Occum came back to the group shaken, and inwardly agitated.  “We don’t have as much time as I thought we had,” Occum said, whispering.  “If the Focus is right, the fight with Wandering Shade and his Hunters will happen within six to nine months.”  He paused, and then glared at Sellers, who was standing shoulder to shoulder with the Duke.  “Shit.  Get Dowling out from the damned oversized trashcan you stuck him in.  We have work to do, dammit.”

After Focus Annie and her entourage left, they decamped into a small pine forest.  Out of the sight of prying eyes, Occum started the drumming ceremony that would recognize Page Dowling as a Knight.  They had to hide, because such a ceremony would attract notice.

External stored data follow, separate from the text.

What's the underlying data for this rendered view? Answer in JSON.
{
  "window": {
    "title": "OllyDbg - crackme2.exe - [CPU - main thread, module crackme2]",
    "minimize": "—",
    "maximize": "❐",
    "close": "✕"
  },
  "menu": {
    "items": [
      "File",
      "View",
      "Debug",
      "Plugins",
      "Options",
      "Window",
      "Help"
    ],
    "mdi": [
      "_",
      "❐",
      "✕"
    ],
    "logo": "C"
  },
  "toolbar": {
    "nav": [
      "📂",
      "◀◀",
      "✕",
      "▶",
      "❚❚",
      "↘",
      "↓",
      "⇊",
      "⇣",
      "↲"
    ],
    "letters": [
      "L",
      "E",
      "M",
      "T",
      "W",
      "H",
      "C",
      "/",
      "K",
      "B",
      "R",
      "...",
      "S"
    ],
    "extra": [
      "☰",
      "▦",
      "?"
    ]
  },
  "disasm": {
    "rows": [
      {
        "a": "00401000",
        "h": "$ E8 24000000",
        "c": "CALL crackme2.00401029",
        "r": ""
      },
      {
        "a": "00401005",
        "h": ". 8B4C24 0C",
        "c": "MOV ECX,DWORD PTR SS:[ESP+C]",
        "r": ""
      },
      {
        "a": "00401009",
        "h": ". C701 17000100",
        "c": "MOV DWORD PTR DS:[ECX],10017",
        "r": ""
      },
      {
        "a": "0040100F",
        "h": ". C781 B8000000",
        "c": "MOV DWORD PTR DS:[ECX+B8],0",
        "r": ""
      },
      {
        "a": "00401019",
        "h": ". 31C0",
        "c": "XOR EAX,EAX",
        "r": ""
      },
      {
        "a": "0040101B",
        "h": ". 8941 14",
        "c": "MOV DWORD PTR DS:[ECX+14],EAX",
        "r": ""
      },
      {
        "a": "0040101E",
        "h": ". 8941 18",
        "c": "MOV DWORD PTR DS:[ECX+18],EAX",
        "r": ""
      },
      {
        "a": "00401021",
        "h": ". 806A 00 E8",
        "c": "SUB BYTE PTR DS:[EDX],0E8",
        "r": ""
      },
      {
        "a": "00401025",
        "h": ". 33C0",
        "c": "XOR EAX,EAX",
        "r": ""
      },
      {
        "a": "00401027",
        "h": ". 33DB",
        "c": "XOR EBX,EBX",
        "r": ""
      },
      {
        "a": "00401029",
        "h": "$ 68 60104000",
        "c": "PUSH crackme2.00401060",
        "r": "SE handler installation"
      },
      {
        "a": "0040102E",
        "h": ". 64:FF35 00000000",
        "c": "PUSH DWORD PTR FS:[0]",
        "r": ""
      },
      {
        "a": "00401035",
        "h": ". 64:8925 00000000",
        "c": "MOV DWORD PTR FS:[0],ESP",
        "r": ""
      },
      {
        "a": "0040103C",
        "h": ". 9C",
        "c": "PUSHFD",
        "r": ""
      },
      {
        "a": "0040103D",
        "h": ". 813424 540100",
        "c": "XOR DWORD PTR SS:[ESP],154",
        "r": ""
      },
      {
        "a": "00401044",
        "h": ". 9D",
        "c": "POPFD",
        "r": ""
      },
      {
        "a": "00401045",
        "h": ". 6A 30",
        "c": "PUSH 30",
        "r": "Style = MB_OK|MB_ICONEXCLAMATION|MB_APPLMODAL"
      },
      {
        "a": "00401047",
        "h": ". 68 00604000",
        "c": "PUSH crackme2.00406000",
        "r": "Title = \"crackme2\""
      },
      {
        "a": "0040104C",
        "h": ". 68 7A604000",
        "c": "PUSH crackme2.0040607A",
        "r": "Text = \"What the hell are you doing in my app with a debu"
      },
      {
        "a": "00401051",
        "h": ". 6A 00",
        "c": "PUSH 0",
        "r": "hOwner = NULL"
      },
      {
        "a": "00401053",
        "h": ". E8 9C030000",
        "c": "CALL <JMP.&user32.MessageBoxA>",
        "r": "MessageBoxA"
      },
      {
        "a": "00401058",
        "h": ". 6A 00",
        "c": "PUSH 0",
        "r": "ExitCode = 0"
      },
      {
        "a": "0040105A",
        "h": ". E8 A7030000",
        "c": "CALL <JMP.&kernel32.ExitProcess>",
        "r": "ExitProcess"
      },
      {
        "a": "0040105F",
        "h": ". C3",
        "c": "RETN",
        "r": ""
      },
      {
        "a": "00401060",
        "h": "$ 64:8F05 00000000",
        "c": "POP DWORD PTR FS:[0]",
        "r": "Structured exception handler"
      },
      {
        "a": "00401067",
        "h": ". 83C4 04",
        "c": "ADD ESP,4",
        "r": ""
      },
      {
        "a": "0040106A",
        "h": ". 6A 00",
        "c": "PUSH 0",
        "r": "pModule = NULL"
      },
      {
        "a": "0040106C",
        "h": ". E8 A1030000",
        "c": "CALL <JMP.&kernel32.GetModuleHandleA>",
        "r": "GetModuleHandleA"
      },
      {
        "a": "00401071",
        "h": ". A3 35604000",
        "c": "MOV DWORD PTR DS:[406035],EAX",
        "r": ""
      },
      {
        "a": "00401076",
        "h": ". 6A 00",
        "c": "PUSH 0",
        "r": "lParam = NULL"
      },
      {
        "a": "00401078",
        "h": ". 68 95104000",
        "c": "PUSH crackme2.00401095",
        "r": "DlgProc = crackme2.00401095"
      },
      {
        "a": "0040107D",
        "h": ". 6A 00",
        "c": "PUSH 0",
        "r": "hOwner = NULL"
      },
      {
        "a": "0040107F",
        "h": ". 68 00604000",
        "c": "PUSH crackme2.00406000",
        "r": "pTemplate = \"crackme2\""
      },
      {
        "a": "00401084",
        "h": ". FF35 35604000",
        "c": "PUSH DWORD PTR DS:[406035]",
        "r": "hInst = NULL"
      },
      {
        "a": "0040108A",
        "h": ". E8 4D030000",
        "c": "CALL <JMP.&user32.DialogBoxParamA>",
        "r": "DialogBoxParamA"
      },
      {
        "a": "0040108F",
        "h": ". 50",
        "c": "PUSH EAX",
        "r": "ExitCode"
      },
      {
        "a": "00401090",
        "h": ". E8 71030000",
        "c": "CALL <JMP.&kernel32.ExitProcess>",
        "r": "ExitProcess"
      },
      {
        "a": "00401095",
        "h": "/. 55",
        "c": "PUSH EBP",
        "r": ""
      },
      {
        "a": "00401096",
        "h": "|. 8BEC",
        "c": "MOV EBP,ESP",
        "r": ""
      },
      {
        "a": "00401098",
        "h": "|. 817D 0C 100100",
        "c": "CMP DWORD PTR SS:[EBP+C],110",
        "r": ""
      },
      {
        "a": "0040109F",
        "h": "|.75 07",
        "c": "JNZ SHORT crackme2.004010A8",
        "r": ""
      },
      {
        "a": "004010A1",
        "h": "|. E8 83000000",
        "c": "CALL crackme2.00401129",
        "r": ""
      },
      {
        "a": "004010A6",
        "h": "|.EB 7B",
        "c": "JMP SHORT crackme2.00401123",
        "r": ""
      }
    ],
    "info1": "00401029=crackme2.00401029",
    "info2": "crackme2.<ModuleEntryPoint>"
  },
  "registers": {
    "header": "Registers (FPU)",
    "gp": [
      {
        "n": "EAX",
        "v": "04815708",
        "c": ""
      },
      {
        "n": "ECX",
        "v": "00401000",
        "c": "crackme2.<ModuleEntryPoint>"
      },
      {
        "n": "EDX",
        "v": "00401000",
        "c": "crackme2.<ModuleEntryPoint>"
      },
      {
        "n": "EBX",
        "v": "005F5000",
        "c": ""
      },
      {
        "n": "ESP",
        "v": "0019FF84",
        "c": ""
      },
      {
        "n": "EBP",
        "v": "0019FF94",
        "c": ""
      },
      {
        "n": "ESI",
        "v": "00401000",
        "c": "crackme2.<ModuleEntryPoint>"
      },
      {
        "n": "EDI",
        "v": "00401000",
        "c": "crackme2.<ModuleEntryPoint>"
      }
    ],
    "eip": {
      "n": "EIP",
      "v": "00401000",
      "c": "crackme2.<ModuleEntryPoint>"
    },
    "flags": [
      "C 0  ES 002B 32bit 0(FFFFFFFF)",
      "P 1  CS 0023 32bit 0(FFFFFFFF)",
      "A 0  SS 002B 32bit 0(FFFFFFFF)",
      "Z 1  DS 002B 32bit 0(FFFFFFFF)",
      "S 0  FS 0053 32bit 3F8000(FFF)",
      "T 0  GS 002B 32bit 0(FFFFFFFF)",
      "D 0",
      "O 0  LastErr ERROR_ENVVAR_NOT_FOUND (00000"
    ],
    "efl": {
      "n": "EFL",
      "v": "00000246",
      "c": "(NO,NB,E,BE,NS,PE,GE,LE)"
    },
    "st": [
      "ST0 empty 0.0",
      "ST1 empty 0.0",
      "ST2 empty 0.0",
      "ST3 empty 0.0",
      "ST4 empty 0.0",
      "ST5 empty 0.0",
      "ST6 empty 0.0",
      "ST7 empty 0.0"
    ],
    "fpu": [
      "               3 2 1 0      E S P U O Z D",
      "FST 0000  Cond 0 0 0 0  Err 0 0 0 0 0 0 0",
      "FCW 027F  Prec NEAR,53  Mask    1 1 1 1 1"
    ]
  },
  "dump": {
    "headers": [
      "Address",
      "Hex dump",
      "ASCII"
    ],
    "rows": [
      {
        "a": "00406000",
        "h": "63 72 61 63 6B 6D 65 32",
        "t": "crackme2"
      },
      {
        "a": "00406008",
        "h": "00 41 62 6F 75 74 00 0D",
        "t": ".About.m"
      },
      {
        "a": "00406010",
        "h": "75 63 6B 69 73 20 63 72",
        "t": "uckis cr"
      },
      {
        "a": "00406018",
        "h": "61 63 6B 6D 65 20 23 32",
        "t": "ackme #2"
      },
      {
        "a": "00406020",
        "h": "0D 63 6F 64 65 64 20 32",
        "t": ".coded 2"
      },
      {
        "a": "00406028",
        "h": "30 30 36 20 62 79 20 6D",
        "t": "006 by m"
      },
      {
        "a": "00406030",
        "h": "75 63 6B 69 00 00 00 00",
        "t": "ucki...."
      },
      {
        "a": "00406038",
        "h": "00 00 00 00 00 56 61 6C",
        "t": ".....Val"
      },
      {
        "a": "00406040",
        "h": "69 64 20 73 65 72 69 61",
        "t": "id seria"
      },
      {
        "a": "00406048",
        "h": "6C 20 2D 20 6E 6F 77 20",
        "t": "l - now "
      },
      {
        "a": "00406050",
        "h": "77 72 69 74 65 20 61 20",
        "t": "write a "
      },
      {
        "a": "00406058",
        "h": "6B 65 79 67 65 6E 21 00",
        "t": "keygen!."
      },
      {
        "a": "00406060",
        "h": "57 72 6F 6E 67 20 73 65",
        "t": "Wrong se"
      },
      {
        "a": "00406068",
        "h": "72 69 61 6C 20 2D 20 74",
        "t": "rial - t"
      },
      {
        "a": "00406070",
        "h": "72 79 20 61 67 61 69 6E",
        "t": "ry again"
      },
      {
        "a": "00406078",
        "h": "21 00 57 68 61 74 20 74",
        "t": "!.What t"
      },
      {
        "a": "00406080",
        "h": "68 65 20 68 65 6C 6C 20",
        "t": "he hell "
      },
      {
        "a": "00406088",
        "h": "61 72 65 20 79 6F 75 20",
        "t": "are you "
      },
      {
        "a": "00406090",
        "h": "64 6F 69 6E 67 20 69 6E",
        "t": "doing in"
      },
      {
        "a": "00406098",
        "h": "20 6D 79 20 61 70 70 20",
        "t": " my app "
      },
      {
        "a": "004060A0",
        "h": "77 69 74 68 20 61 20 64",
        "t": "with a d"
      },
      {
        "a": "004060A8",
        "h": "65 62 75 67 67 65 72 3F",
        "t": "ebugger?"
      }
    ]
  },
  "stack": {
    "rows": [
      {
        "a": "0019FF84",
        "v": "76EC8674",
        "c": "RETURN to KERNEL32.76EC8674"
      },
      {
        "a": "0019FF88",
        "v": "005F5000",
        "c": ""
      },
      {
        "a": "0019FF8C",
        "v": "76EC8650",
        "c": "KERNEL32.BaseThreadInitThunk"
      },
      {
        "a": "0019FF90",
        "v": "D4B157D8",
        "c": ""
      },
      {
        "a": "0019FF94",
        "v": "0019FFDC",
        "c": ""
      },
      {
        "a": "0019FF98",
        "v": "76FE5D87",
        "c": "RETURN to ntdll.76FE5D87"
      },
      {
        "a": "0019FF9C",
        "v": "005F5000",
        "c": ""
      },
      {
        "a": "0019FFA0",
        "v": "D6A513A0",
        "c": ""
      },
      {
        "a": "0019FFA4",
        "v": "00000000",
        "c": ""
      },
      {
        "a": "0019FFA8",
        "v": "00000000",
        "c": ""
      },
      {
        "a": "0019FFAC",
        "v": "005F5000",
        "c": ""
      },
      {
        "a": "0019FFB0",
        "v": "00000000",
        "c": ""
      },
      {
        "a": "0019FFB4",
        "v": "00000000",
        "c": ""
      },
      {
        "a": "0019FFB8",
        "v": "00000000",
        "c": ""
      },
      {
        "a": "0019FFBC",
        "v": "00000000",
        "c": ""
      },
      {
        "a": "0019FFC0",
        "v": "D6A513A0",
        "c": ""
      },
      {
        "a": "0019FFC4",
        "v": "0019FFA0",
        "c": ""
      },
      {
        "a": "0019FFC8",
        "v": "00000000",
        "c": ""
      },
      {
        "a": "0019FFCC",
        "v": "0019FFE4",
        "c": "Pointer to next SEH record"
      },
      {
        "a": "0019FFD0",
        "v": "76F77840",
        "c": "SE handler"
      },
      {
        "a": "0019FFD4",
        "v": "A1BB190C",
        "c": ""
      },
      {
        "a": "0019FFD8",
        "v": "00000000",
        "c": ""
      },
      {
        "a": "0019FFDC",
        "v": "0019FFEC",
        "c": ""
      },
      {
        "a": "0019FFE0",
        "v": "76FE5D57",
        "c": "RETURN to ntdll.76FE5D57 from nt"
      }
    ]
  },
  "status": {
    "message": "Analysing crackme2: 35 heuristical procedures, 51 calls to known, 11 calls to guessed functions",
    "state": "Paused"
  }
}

“My dear Duke,” Sellers said, quiet under the steady thunder of the drums.  “I fear I missed far too much of the meaning of that conversation with the scary Focus.  Especially at the end.  Is there anything you might be able to tell me about what really happened, here?”

Both Duke Hoskins and Count Knox gave Sellers a funny look.  “Scary Focus?” Hoskins said.  “She was sort of nice, in a weak Focus fashion.  I think she’s even more of an academic than our Queen Rizzari.”

Sellers winced, and waved away a bee buzzing around his face.  “She had the both of you buffaloed with her juice tricks and her charisma.  She wore, what, about fifty juice patterns, and used her charisma constantly.  She could have flattened us in an instant, if she wanted.”

“No way,” Count Knox said.  “She was
harmless
.”

Duke Hoskins’ eyebrows narrowed, and then he nodded at Sellers.  Unlike Knox, he realized Focus Annie had fooled him, at least once Sellers pointed it out.  “At the end, my dear Viscount, what you saw was
a deal
.  The Focus handed off the responsibility for rescuing Focus Racshke to us – as a formal responsibility – and in return, diagnosed Occum’s problems with Page Dowling.”  The Duke paused and listened to Occum beating on his well-worn drum, pounding the household into Page – now Sir – Dowling’s mind.  They had all gone through the procedure, Sellers several times, as he had been Master Occum’s experimental subject.  The drumming summoned nostalgia, longing and belonging.